Антон Лукин. «Свистуны». Рассказ
26.09.2018
/
Редакция
На берегу реки со смешным названьем Кривая Лука сидели трое и рыбачили. Вернее рыбачил один. Двое других забросив удочки и не насладившись клевом, махнули рукой, и расположившись поудобнее на траве, завели разговор. Рядом стояла банка самогона. На расстеленной будто скатерть газете лежала закуска. Ломоть ржаного хлеба, лук с огурцами, да килька в томате. Чем больше друзья принимали на грудь, тем интересней и несерьезной становилась их беседа.
— Нет, Саша. Рыбу давно изловили сетями. Так что накрылась рыбалочка медным тазом. Уж поверь мне. Нет того азарта, как раньше. Понимаешь? Нет. Потому и душа не лежит на это дело. Совсем не лежит, — промолвил Данила. Крепкий на вид парень со смешными веснушками у носа. – Раньше, как было? Забросил удочку и только успевай вылавливать. Рыба сама на берег выпрыгивала. Прямо в руки. На голый крючок хватала. Как щас помню.
— Да ну.
— Вот тебе и ну, — заверил Данила. – Гонится, скажем, щука за плотвой, а та не будь дурой у самого берега молниеносно в сторону. И весь фокус. Плотва дальше себе поплыла по делам своим рыбьим, а щука верх брюхом под солнышком трепыхается. Иной раз и удочку не берешь. Надумаешь порыбачить, прихватишь корзину что побольше, и не спеша вдоль берега идешь себе вразвалочку. Рыбы кругом… так и лежат друг на дружке. Бери любую. Не ленись. Вот и собираешь, дуреху эдакую, словно грибы по осени… Что значит рыба в реке водилась. Не то что нынче.

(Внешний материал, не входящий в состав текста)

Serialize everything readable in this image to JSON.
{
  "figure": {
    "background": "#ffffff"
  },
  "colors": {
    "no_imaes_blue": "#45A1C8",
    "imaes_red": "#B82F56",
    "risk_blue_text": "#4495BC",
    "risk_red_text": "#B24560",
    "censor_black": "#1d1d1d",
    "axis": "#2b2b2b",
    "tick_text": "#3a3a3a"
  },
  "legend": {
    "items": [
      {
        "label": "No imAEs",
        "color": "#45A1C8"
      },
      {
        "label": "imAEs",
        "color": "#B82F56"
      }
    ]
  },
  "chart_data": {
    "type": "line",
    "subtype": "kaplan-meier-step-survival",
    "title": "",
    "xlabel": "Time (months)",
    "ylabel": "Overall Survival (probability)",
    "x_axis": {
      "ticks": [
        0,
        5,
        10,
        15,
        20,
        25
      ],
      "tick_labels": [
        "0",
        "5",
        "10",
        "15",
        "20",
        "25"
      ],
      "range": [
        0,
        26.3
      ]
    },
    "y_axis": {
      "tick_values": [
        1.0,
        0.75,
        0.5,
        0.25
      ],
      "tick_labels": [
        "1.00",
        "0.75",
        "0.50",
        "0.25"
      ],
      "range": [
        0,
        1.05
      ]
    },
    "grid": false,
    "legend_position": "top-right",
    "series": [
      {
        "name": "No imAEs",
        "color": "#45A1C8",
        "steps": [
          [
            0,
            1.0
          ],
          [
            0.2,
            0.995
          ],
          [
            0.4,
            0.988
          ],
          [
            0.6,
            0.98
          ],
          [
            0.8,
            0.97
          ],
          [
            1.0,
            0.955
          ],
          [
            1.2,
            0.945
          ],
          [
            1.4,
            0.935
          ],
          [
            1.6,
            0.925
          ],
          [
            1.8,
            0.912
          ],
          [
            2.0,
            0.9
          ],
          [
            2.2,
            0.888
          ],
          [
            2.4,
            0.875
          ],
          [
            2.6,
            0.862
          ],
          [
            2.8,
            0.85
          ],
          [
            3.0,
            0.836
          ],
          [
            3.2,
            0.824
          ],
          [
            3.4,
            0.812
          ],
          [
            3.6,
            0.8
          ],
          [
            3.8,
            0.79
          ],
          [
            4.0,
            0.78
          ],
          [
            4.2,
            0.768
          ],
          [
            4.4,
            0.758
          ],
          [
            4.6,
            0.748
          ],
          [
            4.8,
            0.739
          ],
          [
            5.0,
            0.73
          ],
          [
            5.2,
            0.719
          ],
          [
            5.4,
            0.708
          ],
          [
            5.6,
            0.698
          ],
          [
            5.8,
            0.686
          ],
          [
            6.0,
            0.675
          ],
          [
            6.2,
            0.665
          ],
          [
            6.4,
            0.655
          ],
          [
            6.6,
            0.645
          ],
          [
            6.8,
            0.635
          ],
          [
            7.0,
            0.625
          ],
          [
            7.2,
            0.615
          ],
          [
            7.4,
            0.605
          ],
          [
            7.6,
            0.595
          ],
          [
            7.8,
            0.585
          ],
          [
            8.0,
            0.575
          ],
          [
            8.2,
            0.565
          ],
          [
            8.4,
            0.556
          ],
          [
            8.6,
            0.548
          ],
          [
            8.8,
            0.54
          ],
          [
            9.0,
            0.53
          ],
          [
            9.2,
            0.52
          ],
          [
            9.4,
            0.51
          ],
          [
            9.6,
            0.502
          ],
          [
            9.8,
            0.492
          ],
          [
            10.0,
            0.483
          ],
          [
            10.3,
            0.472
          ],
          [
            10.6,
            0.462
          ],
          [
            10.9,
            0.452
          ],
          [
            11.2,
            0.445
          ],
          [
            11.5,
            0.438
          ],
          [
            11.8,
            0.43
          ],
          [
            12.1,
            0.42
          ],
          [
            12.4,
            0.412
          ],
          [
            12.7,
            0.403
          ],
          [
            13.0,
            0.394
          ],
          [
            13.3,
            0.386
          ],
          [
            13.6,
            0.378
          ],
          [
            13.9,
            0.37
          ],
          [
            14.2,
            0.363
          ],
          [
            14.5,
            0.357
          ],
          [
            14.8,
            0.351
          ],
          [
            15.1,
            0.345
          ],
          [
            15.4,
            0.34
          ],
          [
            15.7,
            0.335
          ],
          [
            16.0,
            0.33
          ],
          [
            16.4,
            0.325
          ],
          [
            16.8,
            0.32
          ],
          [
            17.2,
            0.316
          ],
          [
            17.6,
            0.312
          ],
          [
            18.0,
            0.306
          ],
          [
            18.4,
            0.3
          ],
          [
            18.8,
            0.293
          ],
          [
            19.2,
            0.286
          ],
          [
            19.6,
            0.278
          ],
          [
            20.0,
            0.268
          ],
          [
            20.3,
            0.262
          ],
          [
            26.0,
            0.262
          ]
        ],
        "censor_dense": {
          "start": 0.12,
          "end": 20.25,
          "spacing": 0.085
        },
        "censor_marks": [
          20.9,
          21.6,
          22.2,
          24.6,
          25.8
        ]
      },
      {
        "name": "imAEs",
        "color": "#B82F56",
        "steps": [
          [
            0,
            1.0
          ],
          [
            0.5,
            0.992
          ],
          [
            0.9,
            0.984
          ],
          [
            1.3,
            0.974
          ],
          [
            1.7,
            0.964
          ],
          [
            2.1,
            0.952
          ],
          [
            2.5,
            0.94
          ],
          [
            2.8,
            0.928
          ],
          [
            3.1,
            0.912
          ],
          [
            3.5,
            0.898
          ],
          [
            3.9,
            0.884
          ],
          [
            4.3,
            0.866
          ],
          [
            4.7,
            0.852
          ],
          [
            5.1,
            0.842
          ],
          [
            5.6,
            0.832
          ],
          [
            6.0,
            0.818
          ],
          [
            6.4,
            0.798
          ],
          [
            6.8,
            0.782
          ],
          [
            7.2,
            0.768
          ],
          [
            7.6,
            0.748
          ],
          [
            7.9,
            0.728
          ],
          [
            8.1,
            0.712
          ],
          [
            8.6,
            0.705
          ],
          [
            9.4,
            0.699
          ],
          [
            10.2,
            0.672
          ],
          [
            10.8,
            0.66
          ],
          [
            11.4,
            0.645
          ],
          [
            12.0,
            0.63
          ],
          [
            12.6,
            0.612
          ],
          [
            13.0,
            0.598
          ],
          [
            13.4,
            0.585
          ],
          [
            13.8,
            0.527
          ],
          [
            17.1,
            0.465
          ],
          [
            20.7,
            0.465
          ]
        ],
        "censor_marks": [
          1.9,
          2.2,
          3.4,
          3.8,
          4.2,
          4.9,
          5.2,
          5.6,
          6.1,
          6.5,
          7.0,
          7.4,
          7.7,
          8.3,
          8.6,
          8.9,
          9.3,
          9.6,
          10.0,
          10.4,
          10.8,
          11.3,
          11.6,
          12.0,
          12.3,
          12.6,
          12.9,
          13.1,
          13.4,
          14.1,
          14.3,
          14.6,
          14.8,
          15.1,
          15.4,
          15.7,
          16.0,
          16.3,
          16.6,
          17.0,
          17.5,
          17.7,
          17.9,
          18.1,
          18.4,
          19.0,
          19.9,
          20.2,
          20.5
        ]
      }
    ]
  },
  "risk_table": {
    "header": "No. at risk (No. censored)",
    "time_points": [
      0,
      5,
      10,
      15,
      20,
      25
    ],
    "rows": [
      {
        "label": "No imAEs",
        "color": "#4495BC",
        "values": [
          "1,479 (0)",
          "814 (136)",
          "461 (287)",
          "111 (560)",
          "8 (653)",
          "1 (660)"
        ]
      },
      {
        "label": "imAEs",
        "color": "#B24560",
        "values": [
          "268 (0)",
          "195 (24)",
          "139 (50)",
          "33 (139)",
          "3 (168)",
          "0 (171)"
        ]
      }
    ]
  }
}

— Ты погляди-ка, — дивился Сашка.
— Вот и я про тоже, — соглашался Данила.
Степан, мужчина средних лет, с густыми рыжими усами, в который раз перебрасывая удочку, по привычке хмурил бровь. Клева не было.
— Не надоело еще отсебятину нести? – крикнул он не оборачиваясь. – Так и знал, что рыбачить не будете. Так и знал.
— А ты не слушай, коли не по душе. Никто не заставляет, — сказал Данила и взял банку. – Подходи, накатим по маленькой.
Степан не противился. Опрокинуть по маленькой он завсегда был готов. Только предложи. Чокнется со всеми стаканом, быстро выпьет и громко вбирая носом воздух, шевеля усами, надкусит лук.
— Хороша, чертовка! – расплывутся в улыбке у Степана щеки.
— Кузьминична другую не гонит. Молодец баба, — согласится Сашка.
— Это что! – задирал нос Данила. – Вот раньше гнали, так гнали. А-а!.. Тройного перегона. Чистая, как слеза младенца. И градус держит. Опрокинешь грамм сто и глаза в кучу. О, как.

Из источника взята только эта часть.